La fabrication additive  (impression 3D) implique la fabrication par addition de matériau. Elle s’oppose à la fabrication soustractive où l’on enlève de la matière pour atteindre la forme désirée. Dans la fabrication additive, les pièces en 3D sont construites par addition de couches successives de matière sous contrôle d’un ordinateur. Ce processus offre des avantages considérables comme, notamment, des économies de coûts, la quasi-élimination des déchets générés généralement par les processus de découpe de matériaux et la liberté de conception en évitant les contraintes que l’on trouve généralement dans les processus de fabrication traditionnels. Ainsi, la préparation et la disponibilité d’un prototype dès les premières étapes d’un projet permettent de gagner du temps et de réduire les coûts.

Avoir recours à la fabrication additive, en particulier dans les applications de pointe, permet non seulement de produire efficacement des composants, mais aussi d’en créer de nouveaux, innovants, qui n’étaient pas réalisables auparavant. Les procédés de fabrication additive commencent tous selon le même principe. Un modèle CAO est d’abord converti au format de fichier .STL pour ensuite être exploité sur une machine de fabrication additive. Lorsqu’il est lu, il est découpé en un certain nombre de couches en fonction de la précision souhaitée. L’utilisation de modèles 3D offre une clarté sur la conception grâce à une visualisation réelle, minimisant les corrections coûteuses ou les erreurs de dessin, avant la découpe en métal ou la fabrication moulée. De plus, en utilisant des matériaux techniques modernes – par exemple des matériaux non métalliques plus légers que les métaux traditionnels – le poids total du véhicule en vient à être réduit, ce qui améliore l’efficacité de la chaîne d’entretien.
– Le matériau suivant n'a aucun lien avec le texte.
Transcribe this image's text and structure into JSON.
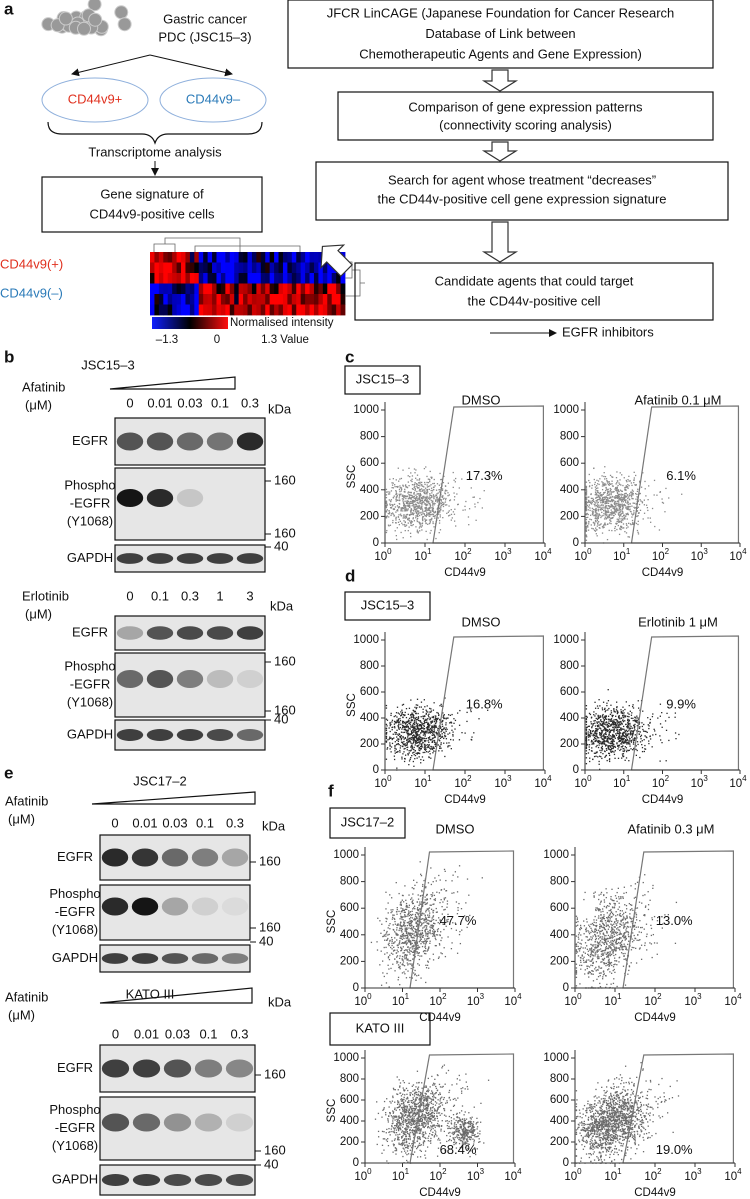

Un exemple ferroviaire concret est d’application à Dortmünd-Eving, où Siemens Mobility a récemment ouvert le centre de service pour un nouvel opérateur privé. Ce dépôt dernier cri est destiné à numériser l’ensemble du processus de maintenance et de réparation des trains. Avec près de 100 trains par mois passant par le dépôt, Siemens Mobility vise à répondre aux besoins de maintenance de l’opérateur RRX, rapidement et efficacement, en offrant le meilleur niveau de service et de disponibilité des rames (des Desiros Siemens, ce qui facilite évidemment les choses…). Siemens Mobility est maintenant en mesure de produire des composants reproductibles selon les cahiers de charge ferroviaires et qui possèdent les propriétés matérielles requises selon la certification EN45545-2.

Un autre exemple provient de l’université de Huddersfield. L’équipe du professeur Iwnicki travaille sur la modernisation des véhicules ferroviaires dans le cadre du projet européen Run2Rail. Il s’agit d’un projet collaboratif de 2,7 millions d’euros impliquant quinze partenaires à travers l’Europe. Celui-ci s’inscrit dans le cadre d’un programme plus grand appelé « Shift2Rail ». Le projet Run2Rail pourrait démontrer que cette technologie additive et les matériaux composites répondent plus efficacement aux projets ferroviaires, grâce notamment à la production de pièces plus légères, moins bruyantes et plus respectueuses de l’environnement.

La numérisation n’en est encore qu’à ses balbutiements dans le grand monde ferroviaire, une industrie née au XIXème siècle. Mais elle prend de plus en plus d’ampleur à mesure que les technologies progressent et que les pressions de plus en plus fortes s’exercent sur les transporteurs pour fournir un service de train fiable.